Josh and George struggle against 100 mph pitching and Jackson's steroid power, then revert to the heavier bats they're used to, and easily outdistance Jackson. Now it's just Babe and Josh, in the greatest home run contest ever. Josh hits the most homeruns, Babe the longest.
The Yankees fly them to NYC for their home opener, but at the site of the old Yankee stadium, George says, "This is the house that Ruth built," then points at the new stadium. "That's Josh Gibson's house. I belong here." George fades away as Josh and Elaine watch, shocked, unable to stop it.
Josh plays his first game, as the outfield scoreboard plays old footage of an old, sickly Babe making his final appearance at Yankee stadium. Josh hits the first pitch, which flies into the sunny skies.

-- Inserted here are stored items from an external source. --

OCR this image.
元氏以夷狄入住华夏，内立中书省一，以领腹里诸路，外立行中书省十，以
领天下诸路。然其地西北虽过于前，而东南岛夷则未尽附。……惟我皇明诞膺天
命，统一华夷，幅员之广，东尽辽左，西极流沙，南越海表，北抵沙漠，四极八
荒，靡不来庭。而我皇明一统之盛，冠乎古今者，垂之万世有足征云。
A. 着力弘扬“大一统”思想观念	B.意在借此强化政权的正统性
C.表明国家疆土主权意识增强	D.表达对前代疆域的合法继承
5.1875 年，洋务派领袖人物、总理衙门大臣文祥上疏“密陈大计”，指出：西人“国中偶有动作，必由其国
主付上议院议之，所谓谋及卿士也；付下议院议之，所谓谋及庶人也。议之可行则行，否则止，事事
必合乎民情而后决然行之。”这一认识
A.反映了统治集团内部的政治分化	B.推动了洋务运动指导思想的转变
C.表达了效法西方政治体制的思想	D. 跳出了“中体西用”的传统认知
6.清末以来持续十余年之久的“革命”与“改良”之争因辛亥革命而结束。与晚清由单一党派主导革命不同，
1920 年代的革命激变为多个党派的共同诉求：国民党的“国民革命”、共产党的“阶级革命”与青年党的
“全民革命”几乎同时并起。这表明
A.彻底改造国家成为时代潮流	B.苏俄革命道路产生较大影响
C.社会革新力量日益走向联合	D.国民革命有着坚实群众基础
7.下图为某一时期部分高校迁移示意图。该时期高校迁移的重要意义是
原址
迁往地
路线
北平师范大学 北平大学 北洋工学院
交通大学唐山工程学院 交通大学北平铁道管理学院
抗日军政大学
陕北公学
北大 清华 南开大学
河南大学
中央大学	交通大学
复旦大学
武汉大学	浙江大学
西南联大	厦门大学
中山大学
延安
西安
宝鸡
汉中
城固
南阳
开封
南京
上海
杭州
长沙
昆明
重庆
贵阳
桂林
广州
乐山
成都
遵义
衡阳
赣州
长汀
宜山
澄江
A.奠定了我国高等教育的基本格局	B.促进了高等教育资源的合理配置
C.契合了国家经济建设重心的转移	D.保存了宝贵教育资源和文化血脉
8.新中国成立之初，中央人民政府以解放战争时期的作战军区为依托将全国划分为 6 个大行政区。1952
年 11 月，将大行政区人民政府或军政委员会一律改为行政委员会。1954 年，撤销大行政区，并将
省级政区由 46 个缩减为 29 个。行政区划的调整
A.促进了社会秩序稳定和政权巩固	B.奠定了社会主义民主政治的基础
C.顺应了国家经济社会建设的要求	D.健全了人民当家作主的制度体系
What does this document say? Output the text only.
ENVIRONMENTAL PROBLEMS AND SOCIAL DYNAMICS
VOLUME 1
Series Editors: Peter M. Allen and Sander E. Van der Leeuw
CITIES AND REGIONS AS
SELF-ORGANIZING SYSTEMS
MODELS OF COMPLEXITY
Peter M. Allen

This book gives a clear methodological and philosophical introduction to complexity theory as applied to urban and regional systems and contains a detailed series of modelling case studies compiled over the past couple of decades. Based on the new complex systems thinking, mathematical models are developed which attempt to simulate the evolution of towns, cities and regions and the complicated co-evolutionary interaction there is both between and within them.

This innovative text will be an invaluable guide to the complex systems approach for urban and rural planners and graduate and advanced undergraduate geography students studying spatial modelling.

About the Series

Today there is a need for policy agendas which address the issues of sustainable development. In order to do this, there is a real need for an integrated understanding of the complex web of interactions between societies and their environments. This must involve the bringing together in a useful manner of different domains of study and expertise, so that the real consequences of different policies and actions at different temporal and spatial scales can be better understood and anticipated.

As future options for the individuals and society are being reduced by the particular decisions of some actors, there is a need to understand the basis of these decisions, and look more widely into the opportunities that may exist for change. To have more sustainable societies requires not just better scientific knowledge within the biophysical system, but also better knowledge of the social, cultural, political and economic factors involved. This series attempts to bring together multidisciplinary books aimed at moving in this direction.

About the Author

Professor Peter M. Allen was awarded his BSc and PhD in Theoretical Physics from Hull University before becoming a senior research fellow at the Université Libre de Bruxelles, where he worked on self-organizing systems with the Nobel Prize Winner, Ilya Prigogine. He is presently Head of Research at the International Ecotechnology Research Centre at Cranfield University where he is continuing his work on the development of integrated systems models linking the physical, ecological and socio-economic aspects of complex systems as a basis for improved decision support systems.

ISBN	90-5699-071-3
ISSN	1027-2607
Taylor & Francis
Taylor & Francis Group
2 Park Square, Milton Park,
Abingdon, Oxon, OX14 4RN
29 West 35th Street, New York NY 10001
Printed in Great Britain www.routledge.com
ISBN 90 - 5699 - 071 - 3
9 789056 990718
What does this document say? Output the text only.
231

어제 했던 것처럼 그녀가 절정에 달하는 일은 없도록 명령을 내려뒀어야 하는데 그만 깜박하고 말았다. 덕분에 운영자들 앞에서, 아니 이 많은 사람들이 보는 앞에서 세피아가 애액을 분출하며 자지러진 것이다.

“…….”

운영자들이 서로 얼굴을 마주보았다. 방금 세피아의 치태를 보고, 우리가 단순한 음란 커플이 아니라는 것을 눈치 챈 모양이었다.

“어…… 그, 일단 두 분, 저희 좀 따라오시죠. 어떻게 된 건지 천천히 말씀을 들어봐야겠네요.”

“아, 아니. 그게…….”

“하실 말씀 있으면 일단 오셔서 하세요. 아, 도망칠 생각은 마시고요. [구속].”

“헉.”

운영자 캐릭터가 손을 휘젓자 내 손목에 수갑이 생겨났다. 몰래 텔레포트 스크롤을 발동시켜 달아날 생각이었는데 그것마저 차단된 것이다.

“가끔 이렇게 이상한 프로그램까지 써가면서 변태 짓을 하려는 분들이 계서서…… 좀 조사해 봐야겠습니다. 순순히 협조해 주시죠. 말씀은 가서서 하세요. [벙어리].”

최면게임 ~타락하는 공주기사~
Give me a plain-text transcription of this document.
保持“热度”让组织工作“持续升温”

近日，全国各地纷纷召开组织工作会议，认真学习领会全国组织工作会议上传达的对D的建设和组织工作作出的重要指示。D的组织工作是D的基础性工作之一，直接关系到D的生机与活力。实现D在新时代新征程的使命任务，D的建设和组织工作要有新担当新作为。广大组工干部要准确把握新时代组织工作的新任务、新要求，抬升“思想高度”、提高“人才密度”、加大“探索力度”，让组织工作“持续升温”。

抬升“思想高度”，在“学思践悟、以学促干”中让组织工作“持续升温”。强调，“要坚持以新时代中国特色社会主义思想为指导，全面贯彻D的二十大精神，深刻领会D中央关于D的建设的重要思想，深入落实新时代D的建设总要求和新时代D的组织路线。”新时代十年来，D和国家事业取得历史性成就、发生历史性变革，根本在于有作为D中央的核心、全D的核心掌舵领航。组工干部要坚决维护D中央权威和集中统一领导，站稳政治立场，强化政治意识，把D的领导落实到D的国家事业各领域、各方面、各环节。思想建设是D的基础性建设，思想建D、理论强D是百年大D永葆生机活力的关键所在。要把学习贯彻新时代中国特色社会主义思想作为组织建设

We flashback to the 1920s. A bus of Negro League players including Josh Gibson and Satchel Paige stop to offer help to another stranded team bus stranded on the side of the road. The second bus contains the New York Yankees, including Babe Ruth, and the two teams spontaneously have a baseball game, flouting the racist laws that kept the races and the game's two greatest players from playing each other.